The Wisconsin Farm Bureau Federation is lending its support to proposed state legislation that would narrow the applicability of eminent domain. The federation listed the Kelo v. New London U.S. Supreme Court decision as a top issue of 2005, and listed legislation to counter that decision as a priority for 2006.
The Kelo ruling affirmed municipalities' authority to use eminent domain to acquire a property and lease or sell it to a private entity for redevelopment. Wisconsin state law already allowed this. The new proposal awaiting a state Senate vote would set criteria — such as a higher crime rate — that targeted properties would have to meet.
"It (Kelo) flipped a light switch on the power that municipalities had," said Tom Thieding, executive director of public relations for the federation. He said the federation is interested in protecting property rights of people who own agricultural land around municipalities that could be targeted for redevelopment.
"From agriculture's perspective, there's a real concern for agricultural land that's right around a municipality because agricultural land is taxed at a lower rate," Thieding said. "They could pretty much straight out say, ‘We want this land, and we're going to condemn it.'"
A concern is that, even if a city sits down to negotiate a price with a property owner, its eminent domain authority would overshadow the discussion, Thieding said. "The private landowner is always at a disadvantage because it's always hanging out there," he said. "I think that allows municipalities to lowball a little bit because they know they can do that."
Rep.
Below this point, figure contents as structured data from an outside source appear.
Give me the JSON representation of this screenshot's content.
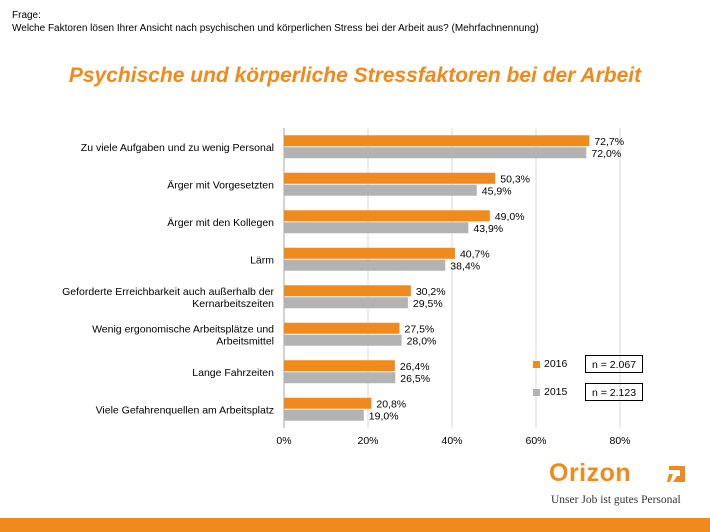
{
  "header": {
    "question_label": "Frage:",
    "question_text": "Welche Faktoren lösen Ihrer Ansicht nach psychischen und körperlichen Stress bei der Arbeit aus? (Mehrfachnennung)"
  },
  "chart_data": {
    "type": "bar",
    "orientation": "horizontal",
    "title": "Psychische und körperliche Stressfaktoren bei der Arbeit",
    "xlabel": "",
    "ylabel": "",
    "xlim": [
      0,
      80
    ],
    "ticks": [
      "0%",
      "20%",
      "40%",
      "60%",
      "80%"
    ],
    "tick_values": [
      0,
      20,
      40,
      60,
      80
    ],
    "grid": true,
    "legend_position": "bottom-right",
    "categories": [
      "Zu viele Aufgaben und zu wenig Personal",
      "Ärger mit Vorgesetzten",
      "Ärger mit den Kollegen",
      "Lärm",
      "Geforderte Erreichbarkeit auch außerhalb der Kernarbeitszeiten",
      "Wenig ergonomische Arbeitsplätze und Arbeitsmittel",
      "Lange Fahrzeiten",
      "Viele Gefahrenquellen am Arbeitsplatz"
    ],
    "category_lines": [
      [
        "Zu viele Aufgaben und zu wenig Personal"
      ],
      [
        "Ärger mit Vorgesetzten"
      ],
      [
        "Ärger mit den Kollegen"
      ],
      [
        "Lärm"
      ],
      [
        "Geforderte Erreichbarkeit auch außerhalb der",
        "Kernarbeitszeiten"
      ],
      [
        "Wenig ergonomische Arbeitsplätze und",
        "Arbeitsmittel"
      ],
      [
        "Lange Fahrzeiten"
      ],
      [
        "Viele Gefahrenquellen am Arbeitsplatz"
      ]
    ],
    "series": [
      {
        "name": "2016",
        "color": "#f08a1c",
        "values": [
          72.7,
          50.3,
          49.0,
          40.7,
          30.2,
          27.5,
          26.4,
          20.8
        ],
        "labels": [
          "72,7%",
          "50,3%",
          "49,0%",
          "40,7%",
          "30,2%",
          "27,5%",
          "26,4%",
          "20,8%"
        ],
        "n_label": "n = 2.067"
      },
      {
        "name": "2015",
        "color": "#b3b3b3",
        "values": [
          72.0,
          45.9,
          43.9,
          38.4,
          29.5,
          28.0,
          26.5,
          19.0
        ],
        "labels": [
          "72,0%",
          "45,9%",
          "43,9%",
          "38,4%",
          "29,5%",
          "28,0%",
          "26,5%",
          "19,0%"
        ],
        "n_label": "n = 2.123"
      }
    ]
  },
  "brand": {
    "name": "Orizon",
    "slogan": "Unser Job ist gutes Personal",
    "color": "#f08a1c"
  }
}
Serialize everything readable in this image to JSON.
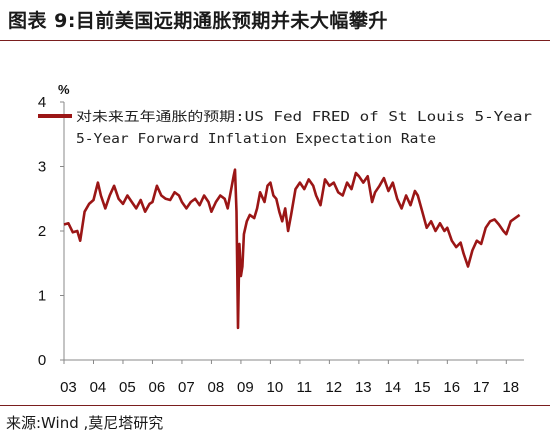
{
  "header": {
    "title": "图表 9:目前美国远期通胀预期并未大幅攀升"
  },
  "footer": {
    "source": "来源:Wind ,莫尼塔研究"
  },
  "chart_data": {
    "type": "line",
    "title": "",
    "xlabel": "",
    "ylabel": "%",
    "ylim": [
      0,
      4
    ],
    "yticks": [
      "0",
      "1",
      "2",
      "3",
      "4"
    ],
    "x_tick_labels": [
      "03",
      "04",
      "05",
      "06",
      "07",
      "08",
      "09",
      "10",
      "11",
      "12",
      "13",
      "14",
      "15",
      "16",
      "17",
      "18"
    ],
    "xlim": [
      2003.0,
      2018.6
    ],
    "grid": false,
    "legend": {
      "placement": "top-left",
      "line1": "对未来五年通胀的预期:US Fed FRED of St Louis 5-Year",
      "line2": "5-Year Forward Inflation Expectation Rate"
    },
    "color": "#9b1616",
    "series": [
      {
        "name": "对未来五年通胀的预期:US Fed FRED of St Louis 5-Year 5-Year Forward Inflation Expectation Rate",
        "x": [
          2003.0,
          2003.15,
          2003.3,
          2003.45,
          2003.55,
          2003.7,
          2003.85,
          2004.0,
          2004.15,
          2004.25,
          2004.4,
          2004.55,
          2004.7,
          2004.85,
          2005.0,
          2005.15,
          2005.3,
          2005.45,
          2005.6,
          2005.75,
          2005.9,
          2006.0,
          2006.15,
          2006.3,
          2006.45,
          2006.6,
          2006.75,
          2006.9,
          2007.0,
          2007.15,
          2007.3,
          2007.45,
          2007.6,
          2007.75,
          2007.9,
          2008.0,
          2008.15,
          2008.3,
          2008.45,
          2008.55,
          2008.65,
          2008.75,
          2008.8,
          2008.85,
          2008.9,
          2008.95,
          2009.0,
          2009.05,
          2009.1,
          2009.2,
          2009.3,
          2009.45,
          2009.55,
          2009.65,
          2009.8,
          2009.9,
          2010.0,
          2010.1,
          2010.2,
          2010.3,
          2010.4,
          2010.5,
          2010.6,
          2010.7,
          2010.85,
          2011.0,
          2011.15,
          2011.3,
          2011.45,
          2011.55,
          2011.7,
          2011.85,
          2012.0,
          2012.15,
          2012.3,
          2012.45,
          2012.6,
          2012.75,
          2012.9,
          2013.0,
          2013.15,
          2013.3,
          2013.45,
          2013.55,
          2013.7,
          2013.85,
          2014.0,
          2014.15,
          2014.3,
          2014.45,
          2014.6,
          2014.75,
          2014.9,
          2015.0,
          2015.15,
          2015.3,
          2015.45,
          2015.6,
          2015.75,
          2015.9,
          2016.0,
          2016.15,
          2016.3,
          2016.45,
          2016.55,
          2016.7,
          2016.85,
          2017.0,
          2017.15,
          2017.3,
          2017.45,
          2017.6,
          2017.75,
          2017.9,
          2018.0,
          2018.15,
          2018.3,
          2018.45
        ],
        "y": [
          2.1,
          2.12,
          1.98,
          2.0,
          1.85,
          2.3,
          2.42,
          2.48,
          2.75,
          2.55,
          2.35,
          2.55,
          2.7,
          2.5,
          2.42,
          2.55,
          2.45,
          2.35,
          2.48,
          2.3,
          2.42,
          2.45,
          2.7,
          2.55,
          2.5,
          2.48,
          2.6,
          2.55,
          2.45,
          2.35,
          2.45,
          2.5,
          2.4,
          2.55,
          2.45,
          2.3,
          2.45,
          2.55,
          2.5,
          2.35,
          2.6,
          2.85,
          2.95,
          2.3,
          0.5,
          1.8,
          1.3,
          1.45,
          1.95,
          2.15,
          2.25,
          2.2,
          2.35,
          2.6,
          2.45,
          2.7,
          2.75,
          2.55,
          2.5,
          2.3,
          2.15,
          2.35,
          2.0,
          2.25,
          2.65,
          2.75,
          2.65,
          2.8,
          2.7,
          2.55,
          2.4,
          2.8,
          2.7,
          2.75,
          2.6,
          2.55,
          2.75,
          2.65,
          2.9,
          2.85,
          2.75,
          2.85,
          2.45,
          2.6,
          2.7,
          2.82,
          2.62,
          2.75,
          2.5,
          2.35,
          2.55,
          2.4,
          2.62,
          2.55,
          2.3,
          2.05,
          2.15,
          2.0,
          2.12,
          2.0,
          2.05,
          1.85,
          1.75,
          1.82,
          1.65,
          1.45,
          1.7,
          1.85,
          1.8,
          2.05,
          2.15,
          2.18,
          2.1,
          2.0,
          1.95,
          2.15,
          2.2,
          2.25
        ]
      }
    ]
  }
}
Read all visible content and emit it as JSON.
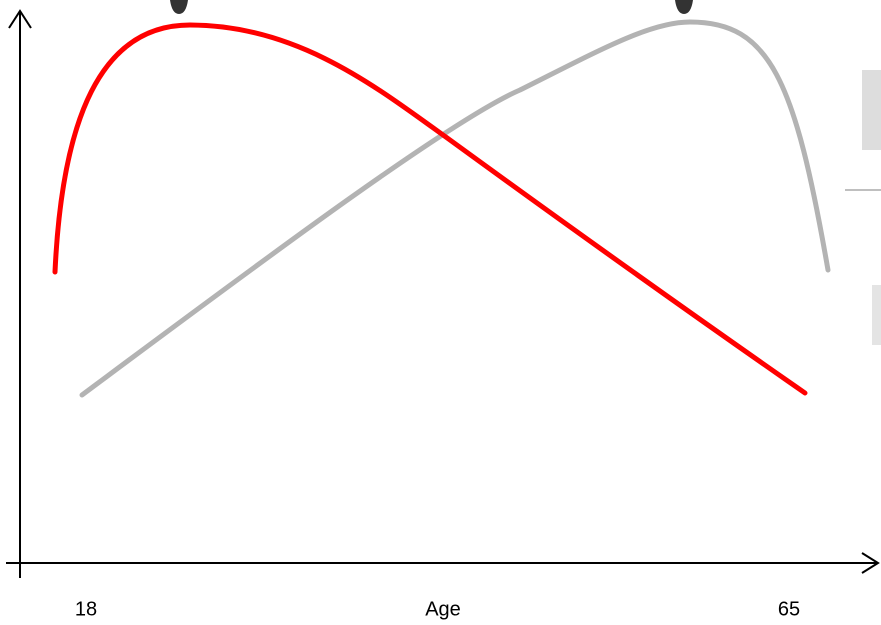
{
  "axis": {
    "start_label": "18",
    "title": "Age",
    "end_label": "65"
  }
}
Mary Williams, R-Medford, authored the bill the federation is supporting. It said that property a municipality targets for eminent domain with the intent of conveying it to a private entity must be blighted. That could mean it is dilapidated, unsanitary, overcrowded or too large for its lot, but it must be "detrimental to the public health, safety or welfare."
Any residential property must be abandoned and have a higher crime rate than the municipality it's located in. "It defines the term ‘blighted property,'" Thieding said. "They're trying to narrow it down, so that's a starting point."
Williams' bill has 37 sponsors in the state Assembly and Senate. The state Assembly passed it on an 88-9 vote on Sept. 27. The Senate Committee on Judiciary, Corrections and Privacy — with co-sponsor Sen. David Zein, R-Eau Claire, as chairman — will consider it next. Two of its four remaining members are also sponsors.